One result of such efforts has been investigation of the toxic genes in Bti, Bs, and other mosquitocidal bacteria to create recombinant strains; in other words, to combine parts of the DNA from one mosquitocidal bacterial with another. Typically, this occurs by identifying genes with toxic properties from one bacterium and inserting that gene of interest into the genome of another mosquitocidal bacterium. Many of these attempts lead to unstable or ineffective recombinant strains, but efforts are ongoing to create safe and more effective bacteria to control mosquito population at the larval stage.
Recombinant DNA technology can also be used to create sterile males. Various methods for this aim exist, but they typically include moving a non-native gene that humans use to manipulate the mosquito population into the mosquito genome. For example, in a process called “conditional lethality,” a toxic gene can be introduced that would not allow for growth past the larval stage.
Christopher Plowe, MD, MPH, FASTMH, Director of Duke Global Health Institute. Dr.
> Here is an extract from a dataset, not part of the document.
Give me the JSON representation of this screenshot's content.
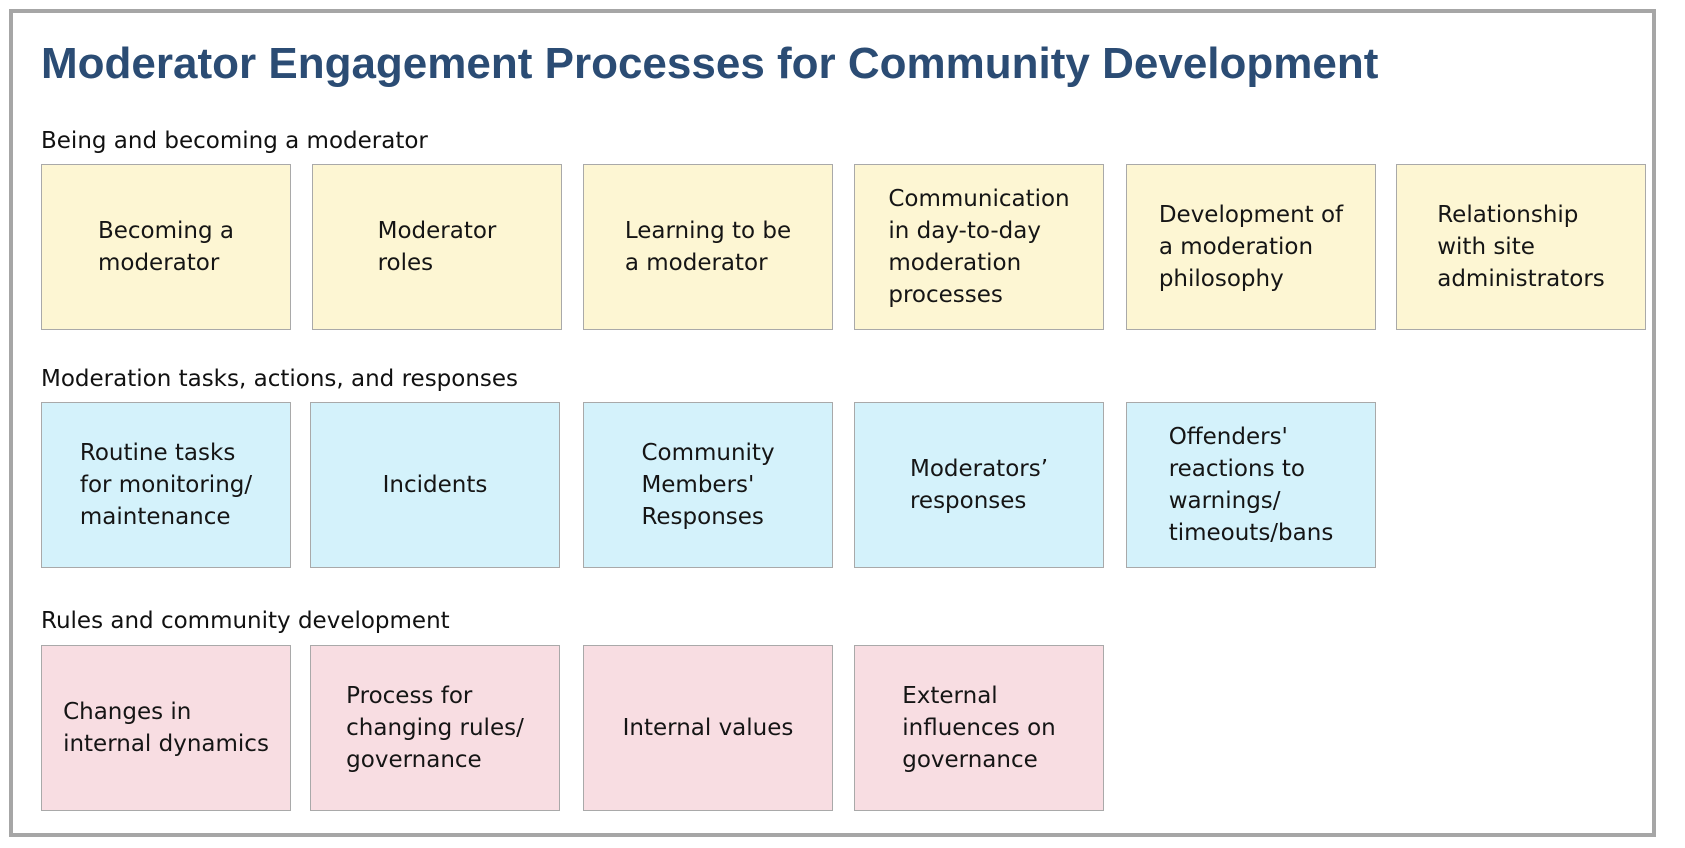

Plowe is a malariologist and has a wide body of work establishing the molecular epidemiology of drug-resistant and vaccine-resistant malaria.
“Mosquito-related approaches to malaria elimination have some real promise, and it is essential to address the regulatory and social aspects of where and how they can be deployed very early in the development process.”
Endorsements & Opposition
- Bergeson & Campbell PC, regulatory development commentary, October 5, 2017: “The Guidance is a welcome addition to the growing body of work generated by federal agencies intended to assist stakeholders in sorting out the challenging jurisdictional issues that often arise in the context of procuring federal agency approval of products of biotechnology and synthetic biology.”
- At present, there has not been any publicly reported opposition to this action.